We All Need an Evacuation Plan – Rehearse It!

Whether you’re preparing for the upcoming El Nino, or just trying to be ready for winter blizzards, earthquakes, or fire, it’s important to have an evacuation plan in place – and to know how to use it.

It’s uncomfortable to think about a disaster – whether natural such as a hurricane or earthquake to a biohazard or outbreak of violence – occurring while you’re at work or at home, but the fact is that they can happen any time, so it’s best to be prepared. Thinking quickly and clearly in the midst of a crisis can be harder than you may think, so practicing while everyone is calm and can pay close attention gives you a safer foundation to work from. It also provides an opportunity to brainstorm as a group: think of possible circumstances that could occur and go through the best ways to respond. It’s a good idea to have more than one option in place.

If you’re practicing your evacuation plan at home, get the whole family involved, not just in the discussion but in active participation. It’s one thing to talk about escape routes in a fire, but if you don’t know how to unlock the window, remove the screen, open the fire escape, etc., it can lead to pain and injury during an actual emergency. Show your children how to do everything themselves, just in case, and answer any questions they may have. You may want to rehearse a couple of times per year, or even seasonally, to keep the plan fresh and account for any new circumstances that may arise.

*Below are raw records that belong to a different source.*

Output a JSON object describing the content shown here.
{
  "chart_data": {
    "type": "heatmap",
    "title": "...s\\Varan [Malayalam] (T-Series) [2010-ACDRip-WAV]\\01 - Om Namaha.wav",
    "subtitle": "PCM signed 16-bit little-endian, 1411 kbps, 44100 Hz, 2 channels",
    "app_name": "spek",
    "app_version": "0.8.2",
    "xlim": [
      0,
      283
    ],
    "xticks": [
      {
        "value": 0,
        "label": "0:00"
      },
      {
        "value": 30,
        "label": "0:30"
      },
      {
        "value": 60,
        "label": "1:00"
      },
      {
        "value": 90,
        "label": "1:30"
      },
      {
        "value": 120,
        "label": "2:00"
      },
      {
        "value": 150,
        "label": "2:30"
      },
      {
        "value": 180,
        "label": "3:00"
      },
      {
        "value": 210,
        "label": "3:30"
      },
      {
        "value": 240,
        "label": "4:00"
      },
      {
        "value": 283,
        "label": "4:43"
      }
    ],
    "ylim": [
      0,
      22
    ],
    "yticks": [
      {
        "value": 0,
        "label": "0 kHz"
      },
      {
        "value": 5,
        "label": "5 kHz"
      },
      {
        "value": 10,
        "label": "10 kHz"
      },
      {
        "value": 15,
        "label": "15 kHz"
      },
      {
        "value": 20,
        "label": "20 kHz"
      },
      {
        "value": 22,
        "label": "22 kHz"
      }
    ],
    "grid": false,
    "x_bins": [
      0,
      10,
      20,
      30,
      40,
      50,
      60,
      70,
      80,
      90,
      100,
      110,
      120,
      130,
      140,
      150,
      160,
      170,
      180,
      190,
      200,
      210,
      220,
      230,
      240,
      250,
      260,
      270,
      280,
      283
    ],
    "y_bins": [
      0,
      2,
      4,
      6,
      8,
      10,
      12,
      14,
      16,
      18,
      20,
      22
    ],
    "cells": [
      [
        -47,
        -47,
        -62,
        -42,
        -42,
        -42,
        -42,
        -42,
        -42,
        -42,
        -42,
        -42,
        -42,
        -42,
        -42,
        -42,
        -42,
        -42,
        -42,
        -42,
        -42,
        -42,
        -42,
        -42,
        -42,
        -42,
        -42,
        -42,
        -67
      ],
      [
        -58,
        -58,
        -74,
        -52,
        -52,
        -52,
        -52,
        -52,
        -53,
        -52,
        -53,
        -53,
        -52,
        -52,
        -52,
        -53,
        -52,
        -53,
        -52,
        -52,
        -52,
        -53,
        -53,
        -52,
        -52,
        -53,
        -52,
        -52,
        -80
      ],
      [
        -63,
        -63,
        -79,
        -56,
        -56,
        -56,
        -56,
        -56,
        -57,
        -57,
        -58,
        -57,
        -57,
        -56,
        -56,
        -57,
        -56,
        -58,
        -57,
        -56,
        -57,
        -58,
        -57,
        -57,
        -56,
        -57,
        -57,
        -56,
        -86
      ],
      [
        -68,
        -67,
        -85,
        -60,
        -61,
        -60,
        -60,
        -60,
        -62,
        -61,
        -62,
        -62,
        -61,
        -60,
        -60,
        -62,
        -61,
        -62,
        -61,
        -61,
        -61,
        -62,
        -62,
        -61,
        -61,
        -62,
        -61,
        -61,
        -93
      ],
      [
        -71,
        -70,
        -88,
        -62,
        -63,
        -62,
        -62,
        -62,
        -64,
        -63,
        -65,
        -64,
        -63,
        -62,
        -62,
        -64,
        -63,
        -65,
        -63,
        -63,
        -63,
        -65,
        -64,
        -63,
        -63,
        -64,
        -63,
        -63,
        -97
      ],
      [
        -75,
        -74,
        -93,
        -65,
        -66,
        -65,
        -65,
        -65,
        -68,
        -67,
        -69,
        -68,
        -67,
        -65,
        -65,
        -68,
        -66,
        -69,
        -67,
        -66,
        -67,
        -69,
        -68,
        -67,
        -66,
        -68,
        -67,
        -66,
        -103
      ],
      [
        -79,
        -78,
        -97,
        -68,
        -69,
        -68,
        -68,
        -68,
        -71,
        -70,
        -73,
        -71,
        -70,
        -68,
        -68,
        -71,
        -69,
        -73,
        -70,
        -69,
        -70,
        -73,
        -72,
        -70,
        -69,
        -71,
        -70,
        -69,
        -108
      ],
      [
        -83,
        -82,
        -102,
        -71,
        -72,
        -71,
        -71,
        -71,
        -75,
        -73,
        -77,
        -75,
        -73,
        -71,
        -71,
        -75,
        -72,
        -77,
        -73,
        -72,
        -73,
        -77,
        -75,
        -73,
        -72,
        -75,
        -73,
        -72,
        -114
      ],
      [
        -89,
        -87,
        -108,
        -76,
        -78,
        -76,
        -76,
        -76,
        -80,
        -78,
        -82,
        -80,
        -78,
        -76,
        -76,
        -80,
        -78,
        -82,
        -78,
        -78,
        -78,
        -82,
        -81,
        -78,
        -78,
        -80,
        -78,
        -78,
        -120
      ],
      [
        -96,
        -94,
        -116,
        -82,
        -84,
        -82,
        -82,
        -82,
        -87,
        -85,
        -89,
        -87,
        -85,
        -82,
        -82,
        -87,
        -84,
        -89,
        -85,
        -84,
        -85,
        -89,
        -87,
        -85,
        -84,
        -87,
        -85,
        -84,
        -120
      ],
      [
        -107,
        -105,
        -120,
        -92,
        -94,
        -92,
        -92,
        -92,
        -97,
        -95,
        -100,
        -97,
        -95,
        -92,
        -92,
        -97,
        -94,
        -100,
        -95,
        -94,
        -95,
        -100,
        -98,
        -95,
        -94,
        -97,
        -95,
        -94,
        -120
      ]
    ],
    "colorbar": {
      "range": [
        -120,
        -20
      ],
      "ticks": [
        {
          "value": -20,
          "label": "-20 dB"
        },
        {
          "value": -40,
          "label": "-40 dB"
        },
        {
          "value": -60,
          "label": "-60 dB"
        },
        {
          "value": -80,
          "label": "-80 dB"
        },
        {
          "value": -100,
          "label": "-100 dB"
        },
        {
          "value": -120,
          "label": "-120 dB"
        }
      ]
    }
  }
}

If you haven’t already received training in emergency evacuation procedure at your job, suggest it! It benefits all the employees equally and makes a safer environment for everyone. Discuss the protocol for reporting or announcing emergencies so that everyone is alerted immediately in the event that one occurs. Go over the floor plans to decide upon the quickest and safest escape routes, and note the safe areas in which people should gather. If someone will need to perform specific duties such as shutting down critical operations, agree on the best person to do so, and have a backup option. It’s also a good idea to discuss communication procedures: how to account for everyone during and after the evacuation as well as how to get in touch with emergency personnel and family.

Practice makes perfect, especially when it comes to preventing pain and injury during an emergency evacuation.